ニッポン放送報道部畑中デスクのニュースコラム。今回は、2月4日に行われた探査機「はやぶさ2」の記者説明会について---

採取された「A室」の砂粒は小皿に移された これは0.79g(JAXA提供)

画像を見る(全3枚) 採取された「A室」の砂粒は小皿に移された これは0.79g(JAXA提供)

探査機「はやぶさ2」が小惑星「リュウグウ」からサンプル=砂粒を持ち帰った……この快挙は昨年(2020年)末、新型コロナウイルス感染下でひときわ明るいニュースとなりました。

2月4日、年が明けて初めて行われたJAXAの記者説明会。オンラインによる説明会は、あのときの高揚感から一息ついた空気ではありましたが、作業などは順調に進んでいるようです。

今回は採取された砂粒が入っている3つの「小部屋」のうち、「A室」と呼ばれる砂粒をめぐる途中経過が主な内容でした。この砂粒は小惑星への1回目の着陸で、地表から採取したとみられています。

砂粒は一部を除いて真空状態から、酸化を防ぐため窒素ガスが充てんされた環境に移され、3つの「小皿」に移されました。小皿の内径は21mm、砂粒の量はあわせて約3.1g。ゴロゴロとしている様子に、改めて今回の快挙が感じられますが、大きな粒子はこれとは別に分けられているということです。

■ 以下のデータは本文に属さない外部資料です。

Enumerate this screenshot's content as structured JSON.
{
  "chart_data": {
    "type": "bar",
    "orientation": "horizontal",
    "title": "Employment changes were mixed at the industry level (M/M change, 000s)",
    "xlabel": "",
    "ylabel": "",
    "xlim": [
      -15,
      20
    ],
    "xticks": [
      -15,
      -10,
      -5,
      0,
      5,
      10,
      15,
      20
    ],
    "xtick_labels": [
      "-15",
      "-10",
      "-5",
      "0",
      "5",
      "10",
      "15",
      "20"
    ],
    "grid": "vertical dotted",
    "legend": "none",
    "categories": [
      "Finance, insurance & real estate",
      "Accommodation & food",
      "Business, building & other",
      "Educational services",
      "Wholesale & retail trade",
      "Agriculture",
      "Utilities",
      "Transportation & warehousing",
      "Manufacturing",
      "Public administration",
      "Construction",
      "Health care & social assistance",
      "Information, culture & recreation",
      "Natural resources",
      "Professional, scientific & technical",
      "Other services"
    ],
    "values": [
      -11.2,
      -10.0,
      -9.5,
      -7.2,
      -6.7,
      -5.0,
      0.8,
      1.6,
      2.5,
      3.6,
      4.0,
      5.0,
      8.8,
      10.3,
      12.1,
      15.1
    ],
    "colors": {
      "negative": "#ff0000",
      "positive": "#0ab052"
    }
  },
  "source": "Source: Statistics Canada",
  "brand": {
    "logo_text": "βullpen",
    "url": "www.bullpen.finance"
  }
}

採取された「A室」の砂粒 これは1.15g(JAXA提供)

採取された「A室」の砂粒 これは1.15g(JAXA提供)

「容易につまめたり、結構硬い物質であるのが驚きだった」

分析の責任者であるJAXAの臼井寛裕グループ長は、砂粒の“触覚”について、このように話しました。

砂粒は当初、多孔質=軽石のような細かい穴が多数あいているものと想定されていましたが、ピンセットでつまんでも崩れるようなものではなく、「(地球の)石や鉱物に近い感じだった」ということです。また、通常の隕石よりも明度が暗く、真っ黒という、見た目の様子も明らかにされました。

一方、「NIRS3(ニルス・スリー)」と呼ばれる近赤外分光計を使った、小惑星の表面分析に関する論文についても説明がありました。

近赤外分光計とは、近赤外線(目に見える光に近い赤外線)を対象物に当て、反射光や透過光で吸収される波長を観測することにより、その成分を調べるというもの。

これらはスペクトルという情報によって示されますが、それは成分によって固有のため、対象物がどんなものでできているかがわかるわけです。薬品使用や物理的な破壊がないことから、食品の成分分析や鮮度の類推、体脂肪量を測って健康増進に役立てるなど、実際の生活にも広く応用されています。

採取された「A室」の砂粒 これは1.16g(JAXA提供)

採取された「A室」の砂粒 これは1.16g(JAXA提供)

論文によると、人工クレーターがつくられた領域で水酸基を示す吸収が、クレーターではない領域と比べてわずかながら多かったとのこと。つまり、小惑星の地中が表面に比べてわずかに水分に富んでいることを示すものです。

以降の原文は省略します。